Well, he tears his way out of it, but only after the fisherman, Angus MacTavish, hauls him onboard. Angus tries to soothe the savage beast with some fish, but Hulk will have none of it. Apparently on some vegan kick, Hulk wants beans. Beans, dammit!:
One can only imagine the gastrointestinal pyrotechnics that a Hulk-sized serving of beans could set off. Don’t light a match!

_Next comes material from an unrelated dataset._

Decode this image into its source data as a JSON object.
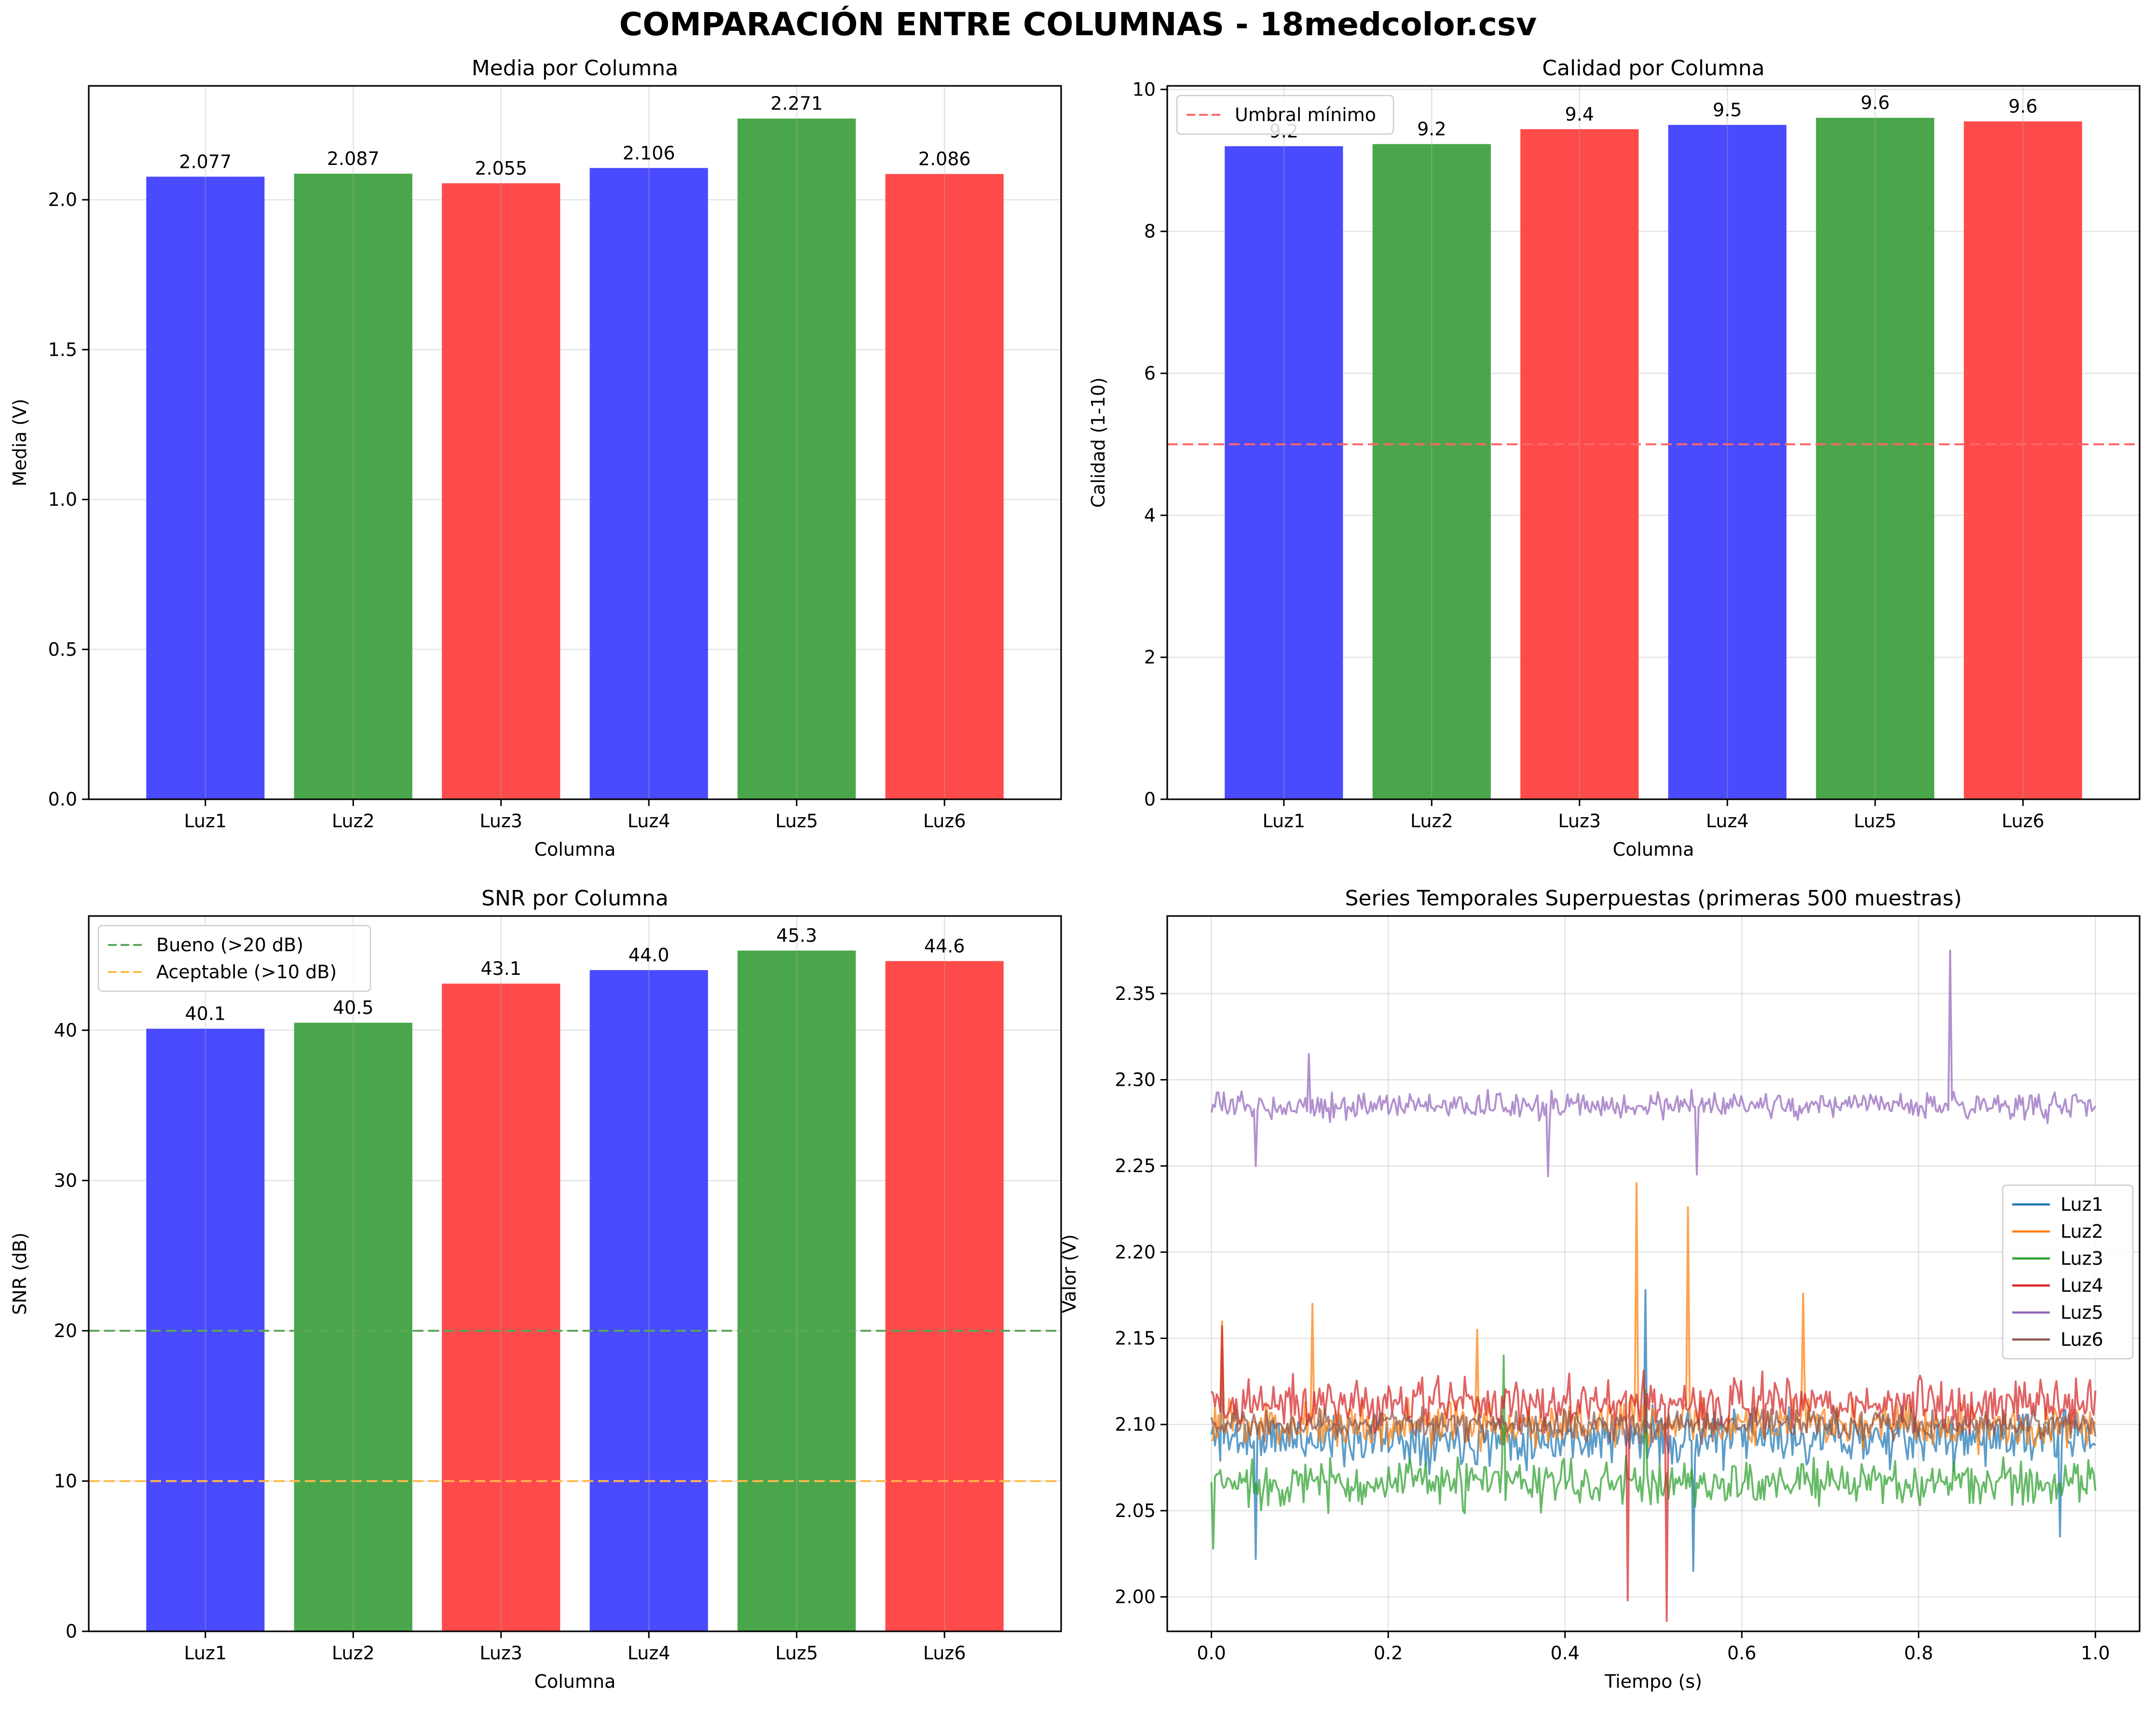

So big-hearted Angus brings the giant green monster he dragged out of Loch Fear home with him, without batting an eye, without thinking twice. And this is obviously a big shock for Mrs. Angus MacTavish:
Like any good woman, she resolves to defend hearth and home with a frying pan, only to be mollified by promises of Hulk taking care of the Loch Fear Monster:
Hulk gets his meal, and somehow the MacTavishes find in their ramshackle cottage a chair sturdy enough to support his weight. (Maybe they simply had him sit on the floor.) Just look how happy he is:
The action kicks off after Hulk beds down, turns back into Banner (does Hulk digest real fast, or does Bruce wake up with fifty pounds of beans in his gut?), and armed thugs break in and abduct Angus and the guy in torn purple pants who’s suddenly in his living room. They’re dragged to the castle of the local laird, Black Jaime Macawber:
I realize Macawber’s right hand is extended forward, which means that it’s supposed to be drawn larger under the rules of perspective, but it looks like a giant Mickey Mouse mitt. Also, he’s essentially Sean Connery if Connery kept his Zardoz hair, ditched that movie’s red diaper thing, and went back to his native garb. Though the native garb in this case seems to be to authentic Scottish attire what Lloyd Christmas’s Aspen duds in Dumb and Dumber were to regular ski clothes.
Macawber knows of MacTavish’s hatred of the monster that threatens his life and his trade, and has gotten wind of his desire to do something about it. It turns out that Black Jaime doesn’t want the monster killed for one big reason: tourism. Yes, the monster brings in big tourist bucks, and certainly more than anything brought in by fishing. Which means our villain is just a good capitalist at heart, and wants nothing more than to cater to overfed foreigners toting cameras and maps. So he locks up Angus and the half-naked guy, and, long story short, we eventually get to the Hulk shooting out of the water like a dolphin and pounding the monster in the face:
Read the comic to discover its senses-shattering conclusion, which somehow manages to both dispose of the monster yet retain it as a tourist destination — everyone wins (kind of). And along the way revel in the Incredible Hulk making a heavily accented Scottish friend, enjoying the hell out of a huge plate of beans, and cracking the Loch Fear Monster in the mush. If this doesn’t satisfy a comic book reader, then it’s doubtful anything will. Excelsior!